The bombs fizzled. They started small fires, which the forest rangers handled without incident. The Japanese didn't realize how wet the forests were at that time...

Meanwhile, Fujita turns out to have been a peculiar man. He survived the war, and afterwards, he felt ashamed for having bombed Brookings. So he arranged a visit in 1962, taking with him a samurai sword. In the New York Times's obituary, Fujita's daughter tells the story:
She recalled that her father had been very anxious before that visit, fretting about whether Oregonians would be angry at him for the bombing, and so he had decided to carry the sword so that if necessary he could appease their fury by committing ritual suicide, disemboweling himself with the sword in the traditional Japanese method known as seppuku.

''He thought perhaps people would still be angry and would throw eggs at him,'' Mrs. Asakura recalled, adding that ''if that happened, as a Japanese, he wanted to take responsibility for what he had done'' by committing seppuku.

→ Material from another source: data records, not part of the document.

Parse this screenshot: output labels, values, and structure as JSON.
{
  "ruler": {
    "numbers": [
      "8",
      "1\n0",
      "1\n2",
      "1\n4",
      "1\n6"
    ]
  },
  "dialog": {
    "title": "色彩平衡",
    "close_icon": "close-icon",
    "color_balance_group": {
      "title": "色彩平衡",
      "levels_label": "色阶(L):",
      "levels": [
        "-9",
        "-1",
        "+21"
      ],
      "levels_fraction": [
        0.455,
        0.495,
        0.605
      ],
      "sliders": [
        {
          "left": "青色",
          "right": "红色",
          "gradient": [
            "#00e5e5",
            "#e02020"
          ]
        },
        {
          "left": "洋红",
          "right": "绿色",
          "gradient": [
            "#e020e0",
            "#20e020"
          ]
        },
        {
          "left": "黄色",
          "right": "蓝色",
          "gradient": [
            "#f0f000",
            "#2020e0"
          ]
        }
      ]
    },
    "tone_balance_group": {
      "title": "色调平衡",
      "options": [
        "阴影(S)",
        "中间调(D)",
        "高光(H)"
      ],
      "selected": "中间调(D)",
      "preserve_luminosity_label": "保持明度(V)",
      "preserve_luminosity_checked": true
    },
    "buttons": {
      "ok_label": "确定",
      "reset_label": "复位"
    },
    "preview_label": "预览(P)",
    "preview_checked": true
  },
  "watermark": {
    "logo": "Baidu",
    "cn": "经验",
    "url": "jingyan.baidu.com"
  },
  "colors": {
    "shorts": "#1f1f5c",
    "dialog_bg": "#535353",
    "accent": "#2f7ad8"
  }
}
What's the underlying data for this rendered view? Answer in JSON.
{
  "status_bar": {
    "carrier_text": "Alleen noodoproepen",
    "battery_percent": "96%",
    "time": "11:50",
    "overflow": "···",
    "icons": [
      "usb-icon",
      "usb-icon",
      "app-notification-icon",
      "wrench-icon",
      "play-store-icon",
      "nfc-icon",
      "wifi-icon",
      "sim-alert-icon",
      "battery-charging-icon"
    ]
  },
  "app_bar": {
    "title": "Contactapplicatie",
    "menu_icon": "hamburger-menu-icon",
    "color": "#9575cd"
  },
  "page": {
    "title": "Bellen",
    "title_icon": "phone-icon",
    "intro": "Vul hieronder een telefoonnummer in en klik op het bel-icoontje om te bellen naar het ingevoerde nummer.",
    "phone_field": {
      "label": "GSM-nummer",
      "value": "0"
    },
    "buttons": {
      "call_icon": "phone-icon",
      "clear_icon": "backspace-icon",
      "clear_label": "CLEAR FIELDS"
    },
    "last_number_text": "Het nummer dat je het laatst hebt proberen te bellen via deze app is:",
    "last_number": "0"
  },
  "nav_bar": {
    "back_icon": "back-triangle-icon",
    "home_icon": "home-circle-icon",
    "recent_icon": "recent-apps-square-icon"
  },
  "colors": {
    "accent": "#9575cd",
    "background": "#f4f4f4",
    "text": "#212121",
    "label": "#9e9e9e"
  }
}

In the end, the citizens welcomed him warmly, making him an honorary citizen. He offered them his sword and it now hangs in the Brookings Library.

2 comments:

kspace said...

That's such an interesting tale. But why would the good people of Brookings have been so friendly and accepting of him before they even met him? The NYT obit says they helped pay for his first trip there.

Is it because his bombings did almost no damage, and so 20 years later he was seen as a harmless curiosity?

In 1962, was the rest of America "over" Pearl Harbor? Was everyone treating Japanese people so kindly? I'm going to look it up.

Rue Des Quatre Vents said...

Poops! Factual error on that one. Where's the fact checker!!